In New Office Designs, Room to Roam and to Think - daegloe
http://www.nytimes.com/2012/03/18/business/new-office-designs-offer-room-to-roam-and-to-think.html

======
DanBC
I'm pleased to see that designers and architects show awareness of privacy.

> _“You have spaces where you go and seek refuge,” says Eric LeVine, an NBBJ
> architect. “Or you hunker down at your desk, maybe you put your headphones
> on, and people will know to leave you alone.”_

> _Brent Rogers, another architect at the company, adds: “If someone’s wanting
> privacy, they’re sending out signals that tell you. You become more
> sensitive to body language in an open office environment.”_

Open environments can be hard for some people.

I've recently seen two products that attempt to give little bit of noise
insulation and privacy. In my opinion they'd fail pretty hard in a real
office, not least because you couldn't get big monitors in them.

(<http://www.studio-kg.com/deskshell/>)

(<https://shop.ligne-roset.co.uk/store/540-p-rewrite-desk.html>)
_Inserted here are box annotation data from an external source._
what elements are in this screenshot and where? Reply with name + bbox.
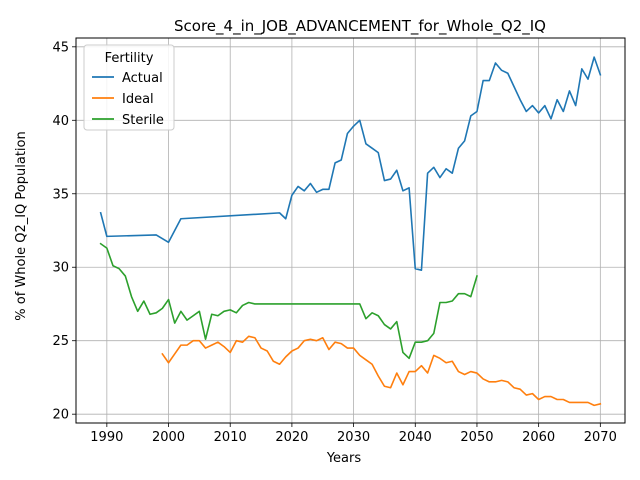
x-tick-label: 2030: [337, 430, 370, 445]
x-tick-label: 2000: [152, 430, 185, 445]
grid: [76, 38, 625, 423]
chart-title: Score_4_in_JOB_ADVANCEMENT_for_Whole_Q2_…: [174, 17, 546, 36]
legend-label-sterile: Sterile: [122, 113, 164, 128]
x-tick-label: 2070: [584, 430, 617, 445]
series-line-actual: [99, 56, 602, 271]
x-tick-label: 1990: [90, 430, 123, 445]
series-line-sterile: [99, 242, 478, 360]
legend-box: [83, 44, 175, 131]
x-tick-label: 2010: [214, 430, 247, 445]
series-line-ideal: [161, 335, 602, 407]
y-tick-label: 30: [52, 261, 69, 276]
y-tick-label: 20: [52, 408, 69, 423]
x-axis-label: Years: [326, 451, 362, 466]
x-axis-ticks: 1990 2000 2010 2020 2030 2040 2050 2060 2070: [90, 423, 617, 445]
y-axis-label: % of Whole Q2_IQ Population: [14, 131, 29, 320]
plot-frame: [75, 37, 626, 424]
x-tick-label: 2060: [522, 430, 555, 445]
x-tick-label: 2040: [399, 430, 432, 445]
legend-label-actual: Actual: [122, 71, 163, 86]
series-lines: [99, 56, 602, 407]
y-tick-label: 40: [52, 114, 69, 129]
legend-title: Fertility: [105, 51, 154, 66]
y-axis-ticks: 20 25 30 35 40 45: [52, 40, 76, 423]
y-tick-label: 45: [52, 40, 69, 55]
y-tick-label: 35: [52, 187, 69, 202]
x-tick-label: 2050: [460, 430, 493, 445]
legend-label-ideal: Ideal: [122, 92, 154, 107]
y-tick-label: 25: [52, 334, 69, 349]
x-tick-label: 2020: [275, 430, 308, 445]
legend: Fertility Actual Ideal Sterile: [83, 44, 175, 131]
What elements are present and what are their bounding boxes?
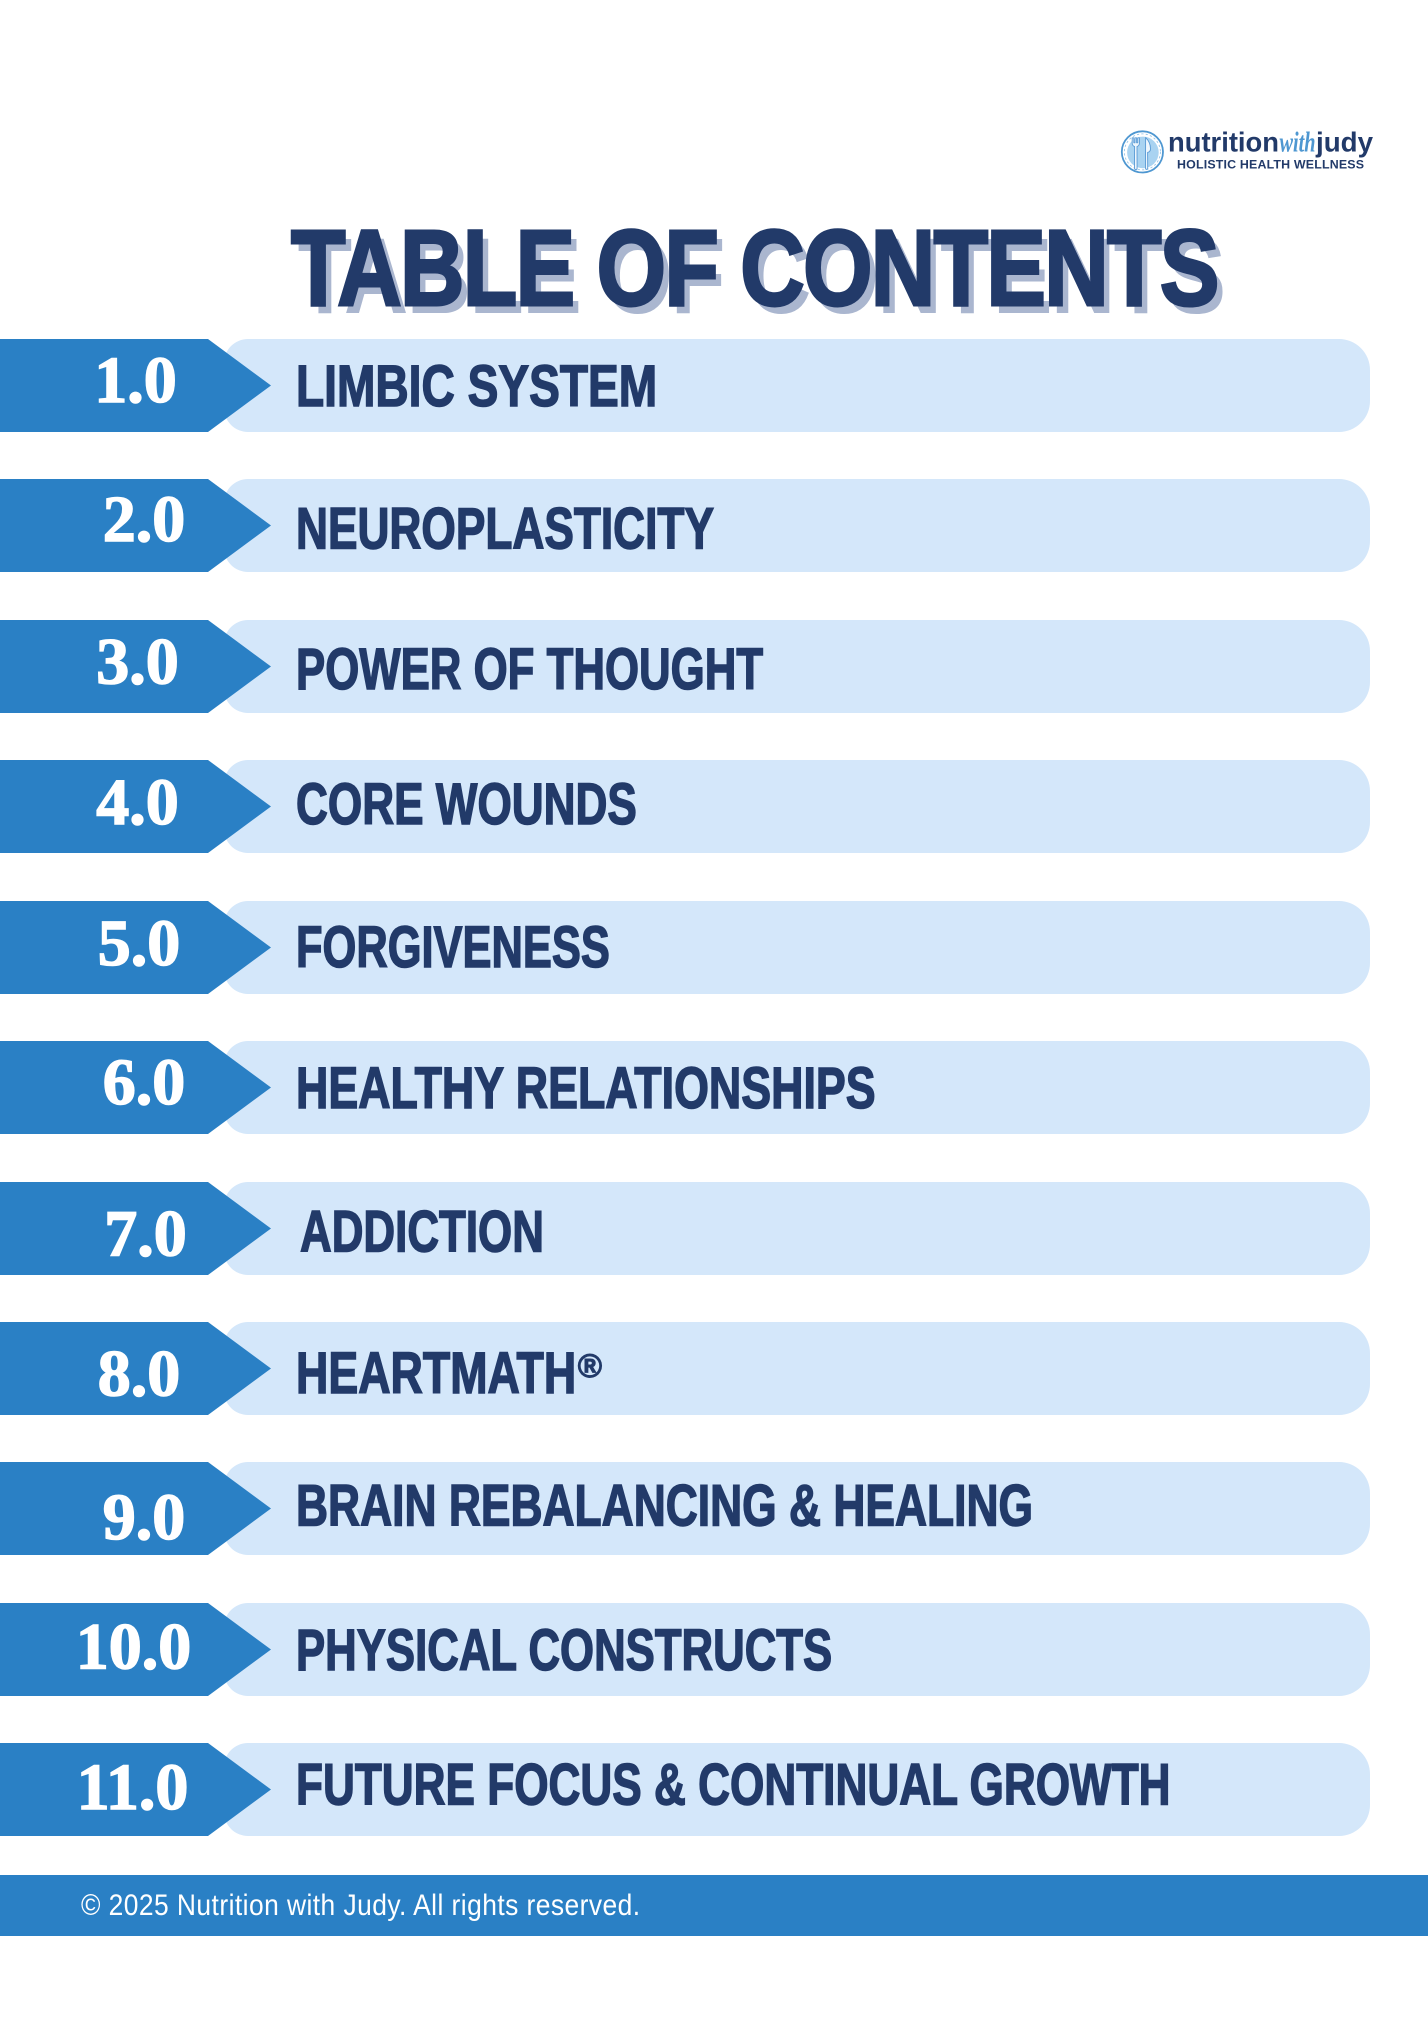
svg-text:judy: judy (1315, 127, 1373, 158)
svg-text:with: with (1280, 127, 1316, 159)
svg-text:nutrition: nutrition (1168, 127, 1279, 158)
svg-text:HOLISTIC HEALTH WELLNESS: HOLISTIC HEALTH WELLNESS (1177, 157, 1364, 171)
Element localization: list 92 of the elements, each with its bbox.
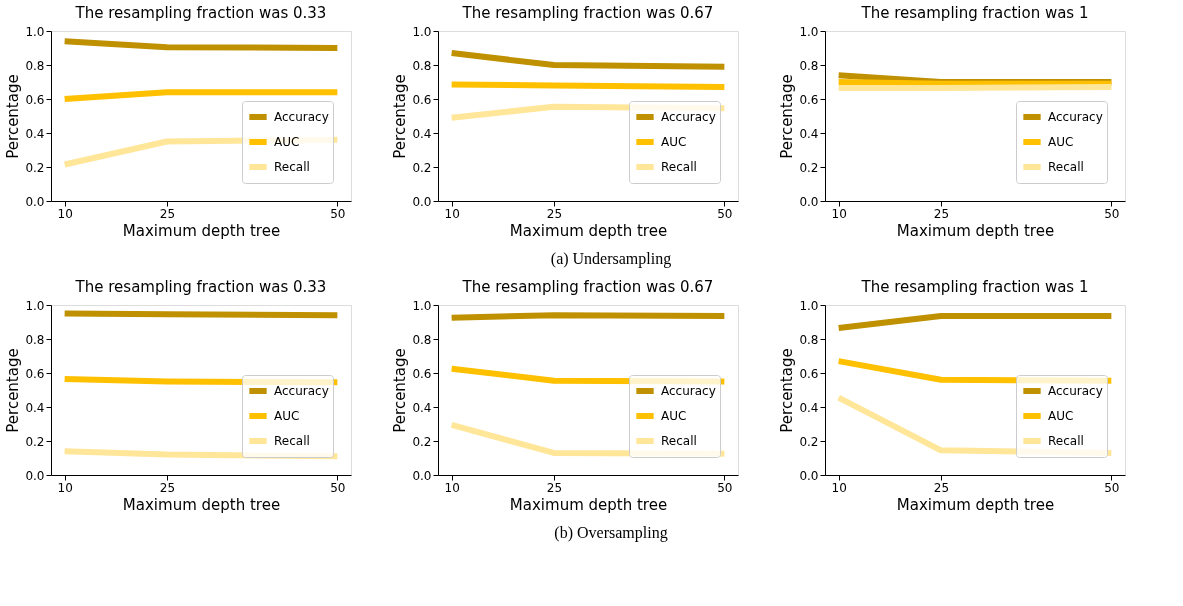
legend-label: AUC bbox=[1048, 135, 1074, 149]
legend-label: Recall bbox=[661, 160, 697, 174]
y-tick-label: 0.0 bbox=[25, 194, 45, 209]
legend-label: Recall bbox=[274, 434, 310, 448]
x-axis-title: Maximum depth tree bbox=[122, 495, 281, 514]
y-axis-title: Percentage bbox=[778, 74, 797, 159]
x-tick-label: 25 bbox=[546, 206, 563, 221]
legend-label: AUC bbox=[661, 409, 687, 423]
y-tick-label: 0.0 bbox=[412, 194, 432, 209]
x-tick-label: 25 bbox=[159, 206, 176, 221]
legend-label: AUC bbox=[661, 135, 687, 149]
y-tick-label: 0.0 bbox=[799, 194, 819, 209]
y-tick-label: 0.2 bbox=[799, 160, 819, 175]
legend-label: Recall bbox=[1048, 160, 1084, 174]
y-tick-label: 0.6 bbox=[25, 366, 45, 381]
x-tick-label: 10 bbox=[444, 480, 460, 495]
y-tick-label: 1.0 bbox=[412, 24, 432, 39]
y-tick-label: 0.8 bbox=[799, 58, 819, 73]
x-axis-title: Maximum depth tree bbox=[896, 495, 1055, 514]
chart-title: The resampling fraction was 1 bbox=[860, 278, 1089, 296]
x-tick-label: 10 bbox=[831, 480, 847, 495]
y-tick-label: 0.2 bbox=[25, 434, 45, 449]
y-tick-label: 0.4 bbox=[412, 400, 432, 415]
y-tick-label: 0.0 bbox=[412, 468, 432, 483]
y-tick-label: 1.0 bbox=[25, 298, 45, 313]
y-tick-label: 0.2 bbox=[799, 434, 819, 449]
y-axis-title: Percentage bbox=[778, 348, 797, 433]
x-tick-label: 25 bbox=[159, 480, 176, 495]
y-tick-label: 1.0 bbox=[799, 24, 819, 39]
chart-title: The resampling fraction was 0.67 bbox=[461, 278, 714, 296]
y-tick-label: 0.0 bbox=[799, 468, 819, 483]
x-tick-label: 50 bbox=[717, 480, 733, 495]
y-axis-title: Percentage bbox=[391, 74, 410, 159]
y-tick-label: 0.0 bbox=[25, 468, 45, 483]
legend-label: AUC bbox=[274, 409, 300, 423]
x-tick-label: 50 bbox=[717, 206, 733, 221]
x-tick-label: 10 bbox=[831, 206, 847, 221]
y-tick-label: 0.8 bbox=[25, 332, 45, 347]
x-axis-title: Maximum depth tree bbox=[509, 221, 668, 240]
legend-label: Accuracy bbox=[274, 110, 329, 124]
chart-title: The resampling fraction was 0.33 bbox=[74, 278, 327, 296]
legend-label: Recall bbox=[1048, 434, 1084, 448]
legend-label: Accuracy bbox=[1048, 110, 1103, 124]
x-tick-label: 50 bbox=[1104, 206, 1120, 221]
y-tick-label: 0.8 bbox=[412, 332, 432, 347]
x-tick-label: 25 bbox=[546, 480, 563, 495]
y-tick-label: 1.0 bbox=[412, 298, 432, 313]
y-tick-label: 0.6 bbox=[799, 366, 819, 381]
x-tick-label: 10 bbox=[57, 206, 73, 221]
legend-label: Recall bbox=[274, 160, 310, 174]
y-tick-label: 0.8 bbox=[412, 58, 432, 73]
y-axis-title: Percentage bbox=[4, 74, 23, 159]
legend-label: Accuracy bbox=[274, 384, 329, 398]
chart-title: The resampling fraction was 1 bbox=[860, 4, 1089, 22]
y-tick-label: 0.4 bbox=[25, 126, 45, 141]
x-tick-label: 50 bbox=[330, 206, 346, 221]
y-tick-label: 0.4 bbox=[25, 400, 45, 415]
text: (b) Oversampling bbox=[554, 524, 668, 542]
y-axis-title: Percentage bbox=[391, 348, 410, 433]
chart-title: The resampling fraction was 0.33 bbox=[74, 4, 327, 22]
y-tick-label: 0.2 bbox=[412, 160, 432, 175]
chart-title: The resampling fraction was 0.67 bbox=[461, 4, 714, 22]
x-tick-label: 10 bbox=[444, 206, 460, 221]
y-tick-label: 0.6 bbox=[25, 92, 45, 107]
y-tick-label: 0.2 bbox=[412, 434, 432, 449]
legend-label: Accuracy bbox=[1048, 384, 1103, 398]
y-tick-label: 0.6 bbox=[799, 92, 819, 107]
legend-label: AUC bbox=[274, 135, 300, 149]
x-axis-title: Maximum depth tree bbox=[896, 221, 1055, 240]
legend-label: Accuracy bbox=[661, 110, 716, 124]
y-tick-label: 0.8 bbox=[799, 332, 819, 347]
y-tick-label: 1.0 bbox=[25, 24, 45, 39]
x-tick-label: 50 bbox=[1104, 480, 1120, 495]
y-tick-label: 0.4 bbox=[412, 126, 432, 141]
x-tick-label: 25 bbox=[933, 480, 950, 495]
legend-label: AUC bbox=[1048, 409, 1074, 423]
x-axis-title: Maximum depth tree bbox=[122, 221, 281, 240]
y-tick-label: 1.0 bbox=[799, 298, 819, 313]
x-tick-label: 25 bbox=[933, 206, 950, 221]
y-tick-label: 0.6 bbox=[412, 92, 432, 107]
text: (a) Undersampling bbox=[550, 250, 672, 268]
y-tick-label: 0.6 bbox=[412, 366, 432, 381]
y-axis-title: Percentage bbox=[4, 348, 23, 433]
x-tick-label: 10 bbox=[57, 480, 73, 495]
y-tick-label: 0.4 bbox=[799, 400, 819, 415]
legend-label: Accuracy bbox=[661, 384, 716, 398]
y-tick-label: 0.4 bbox=[799, 126, 819, 141]
y-tick-label: 0.8 bbox=[25, 58, 45, 73]
x-tick-label: 50 bbox=[330, 480, 346, 495]
y-tick-label: 0.2 bbox=[25, 160, 45, 175]
legend-label: Recall bbox=[661, 434, 697, 448]
x-axis-title: Maximum depth tree bbox=[509, 495, 668, 514]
(That last one, at £1771.00 or $2813.05 U.S. is too expensive.)

------
ChrisArchitect
and the 'open' office design debate continues...... Noted there are no
developers in any of these so-called office scenarios...maybe a mention or two
of a 'type of work' that needed more concentration and 'noise cancelling
headphones'. IMO the open office concept push that's been on and off for years
is no good overall other than a perception that it's great and helps
productivity.